夫への深い失望…2度も裏切られたくやしさ、そして、何もできない自分自身に対する情けなさ。
それまで「やり直そう」と、必死に自分をふるい立たせていた気持ちは、どこかに吹き飛んでしまった。
この、行き場のない気持ちをどうすることもできず、母に電話をした。
「もしもし、お母さん…」
ふるえる声に、母はすぐに異変を察してくれた。
「どうしたの?何かあったの?」
電話口から聞こえる母のおだやかな声に、私の心の糸はぷつんと切れた。私はせきを切ったように、これまでのことをすべて話した。
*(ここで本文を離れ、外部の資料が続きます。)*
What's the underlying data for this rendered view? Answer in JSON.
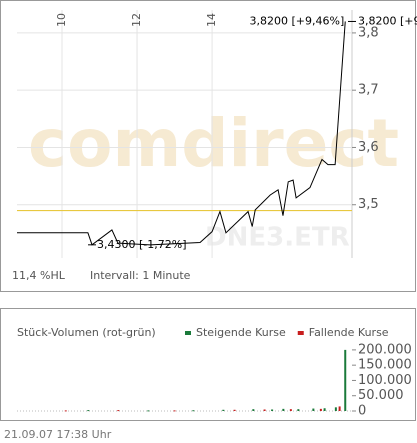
{
  "chart_data": [
    {
      "type": "line",
      "watermark": "comdirect",
      "symbol": "DNE3.ETR",
      "note_left": "11,4 %HL",
      "note_interval": "Intervall: 1 Minute",
      "xlim": [
        8.8,
        17.73
      ],
      "xticks": [
        10,
        12,
        14
      ],
      "ylim": [
        3.407,
        3.84
      ],
      "yticks": [
        {
          "value": 3.8,
          "label": "3,8"
        },
        {
          "value": 3.7,
          "label": "3,7"
        },
        {
          "value": 3.6,
          "label": "3,6"
        },
        {
          "value": 3.5,
          "label": "3,5"
        }
      ],
      "reference": 3.4898,
      "reference_color": "#e8c840",
      "grid": true,
      "series": [
        {
          "color": "#000000",
          "x": [
            8.8,
            10.69,
            10.8,
            11.33,
            11.49,
            12.35,
            13.68,
            14.0,
            14.21,
            14.37,
            14.96,
            15.07,
            15.15,
            15.55,
            15.76,
            15.89,
            16.03,
            16.16,
            16.24,
            16.61,
            16.93,
            17.09,
            17.28,
            17.55
          ],
          "values": [
            3.451,
            3.451,
            3.43,
            3.456,
            3.433,
            3.43,
            3.434,
            3.453,
            3.488,
            3.451,
            3.488,
            3.462,
            3.491,
            3.517,
            3.526,
            3.481,
            3.54,
            3.543,
            3.512,
            3.53,
            3.579,
            3.57,
            3.57,
            3.82
          ]
        }
      ],
      "annotations": [
        {
          "text": "3,8200 [+9,46%]",
          "x": 17.55,
          "value": 3.82
        },
        {
          "text": "3,4300 [-1,72%]",
          "x": 10.8,
          "value": 3.43
        }
      ]
    },
    {
      "type": "bar",
      "title": "Stück-Volumen (rot-grün)",
      "xlim": [
        8.8,
        17.73
      ],
      "ylim": [
        0,
        216000
      ],
      "yticks": [
        {
          "value": 200000,
          "label": "200.000"
        },
        {
          "value": 150000,
          "label": "150.000"
        },
        {
          "value": 100000,
          "label": "100.000"
        },
        {
          "value": 50000,
          "label": "50.000"
        },
        0
      ],
      "series": [
        {
          "name": "Steigende Kurse",
          "color": "#1a7a3a",
          "x": [
            10.7,
            12.3,
            13.5,
            14.3,
            15.1,
            15.6,
            15.9,
            16.3,
            16.7,
            17.0,
            17.3,
            17.55
          ],
          "values": [
            3000,
            2000,
            2500,
            4000,
            6000,
            5000,
            7000,
            6000,
            8000,
            9000,
            12000,
            200000
          ]
        },
        {
          "name": "Fallende Kurse",
          "color": "#c81e1e",
          "x": [
            10.1,
            11.5,
            13.0,
            14.6,
            15.4,
            16.1,
            16.9,
            17.4
          ],
          "values": [
            2000,
            3000,
            2000,
            4000,
            5000,
            6000,
            7000,
            15000
          ]
        }
      ]
    }
  ],
  "footer": "21.09.07    17:38 Uhr"
}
雄太が「出会い系」で女性と会おうとしていたこと…。そして、「ママ活詐欺」にあったこと。雄太の言葉のひとつひとつを、涙ながらに語った。
母は私の話をだまって聞いてくれた…。それから、ただひと言、「そうだったの…大変だったね」と声をかけてくれた。
私はそれまでの張り詰めていた緊張が解け、声を上げて泣き続けた。
自分自身の人生を守るために
一通り泣き終え、少し落ち着いたのを見計らって、母は静かに言った。
「あなた…いつでも、彼なしで生活できるように、準備しておいた方がいいわ」
その言葉に、私はハッとさせられた。母は続けて、こう助言してくれた。
「正社員で就職して、しっかりと自分の足で立てるようにしておくの。そうすれば、いつでも彼と離れることができるでしょう?いざという時に、経済的な不安で身動きが取れなくなるのは、一番、つらいことだから」
母の言葉が私の心に深く、刺さった。
確かに…私はこれまでずっと、彼に依存して生きてきた。母の言葉は、私に「自分の人生は自分で守る」という、当たり前だが、忘れていた大切なことを教えてくれた。
母に話を聞いてもらって、ようやく冷静さを取り戻すことができたのだ。